Başımı iki yana sallayarak karşı çıktığımda şaşkınlığı devam etti. "İçip göt baş dağıtmak istemiyorum. Farklı bir şey istiyorum, Zayn. Farklı bir şey."

"Oh Louis, hep böyle bir adamsın öyle değil mi?" Zayn beni kolları arasına alarak saçlarımı okşadı. "Tamam, sana farklı bir şey sunacağım."

"Teşekkürler," diye fısıldadım.

Kolları arasından çekilen kişi olarak balo salonuna gitmek için kapıya doğru yürürken Zayn hâlâ orada durmuş dikiliyordu.

"Hadi gelsene," dediğimde hevesle yanıma gelip yüzüme bakmayı sürdürdü.

"Bak orada ne var!" diye kapının üstünü işaret edince kafamı kaldırdım ki Zayn'in popoma bir şaplak yapıştırmasıyla yerimde zıplamam bir oldu. O ise tatmin olmuş, çıkan sese memnuniyetle gülümseyerek kapıyı açıp kaçarken, bağırdım:

"AH ZAYN MALIK SENİ OROSPU ÇOCUĞU!"

*

Balo salonuna girdiğimiz an o doksanlı yıllara ait gençlik filmlerinde olduğu gibi anlam veremediğim bir şekilde tüm gözler Zayn ve bana döndü, müzik hızlandı ve ışıklar spot hâlinde bizim yüzümüzün ortasında belirdi. Neyiz biz, porno yıldızı mı diye düşünmeden edemedim.

Zayn bir Versace modeli gibi insanlara bakışlar atarak merdivenlerden inip salonun damalı zeminine ulaştı. Ben merdivenlerden inerken elini uzatıp bana sevimli bir centilmenlik etti ve hoparlörlerin yanındaki masada yiyecek alan Liam ve Niall'ı bulabilmek için renkleri değişen ışıklarda gözlerimi kısarak etrafa bakındım.

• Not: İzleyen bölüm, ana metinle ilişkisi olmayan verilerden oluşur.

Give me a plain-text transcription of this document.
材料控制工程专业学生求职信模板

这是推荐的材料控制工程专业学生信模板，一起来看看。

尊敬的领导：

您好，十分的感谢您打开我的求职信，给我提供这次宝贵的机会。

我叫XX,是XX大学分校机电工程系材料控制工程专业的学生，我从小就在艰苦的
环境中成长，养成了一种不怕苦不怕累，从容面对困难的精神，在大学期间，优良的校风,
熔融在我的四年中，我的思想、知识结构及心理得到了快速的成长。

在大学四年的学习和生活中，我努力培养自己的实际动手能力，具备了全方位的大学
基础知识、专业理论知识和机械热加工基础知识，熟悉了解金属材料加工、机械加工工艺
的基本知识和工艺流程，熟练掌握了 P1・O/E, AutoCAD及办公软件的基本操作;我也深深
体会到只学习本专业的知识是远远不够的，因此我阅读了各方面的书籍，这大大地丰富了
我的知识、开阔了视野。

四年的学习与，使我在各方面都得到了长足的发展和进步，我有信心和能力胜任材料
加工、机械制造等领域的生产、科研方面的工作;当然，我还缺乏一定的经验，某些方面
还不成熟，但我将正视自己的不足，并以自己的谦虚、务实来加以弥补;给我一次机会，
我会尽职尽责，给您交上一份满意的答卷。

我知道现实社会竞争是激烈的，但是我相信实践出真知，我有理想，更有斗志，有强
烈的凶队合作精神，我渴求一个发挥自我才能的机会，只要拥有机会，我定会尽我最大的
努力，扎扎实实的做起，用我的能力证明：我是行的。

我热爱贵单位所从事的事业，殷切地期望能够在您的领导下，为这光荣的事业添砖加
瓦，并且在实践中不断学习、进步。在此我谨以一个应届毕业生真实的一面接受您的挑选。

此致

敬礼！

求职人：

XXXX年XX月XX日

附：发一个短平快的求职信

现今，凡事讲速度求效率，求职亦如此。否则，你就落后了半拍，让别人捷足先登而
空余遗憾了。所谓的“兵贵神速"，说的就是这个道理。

Yaramaz gözlerim bu noktada bir adet Gucci takım elbisesine bakmadan da edemedi. Fakat o, burada değildi.

İkisi de takımları içinde yuvarlak servis masalarının önünde duruyorlardı. Kokteylleri cam bardakta yarımdı ve Niall bizi beklemeden pastaya önden girişmişti. Onlarla hızlıca sarıldığımızda Zayn yanıma geçti.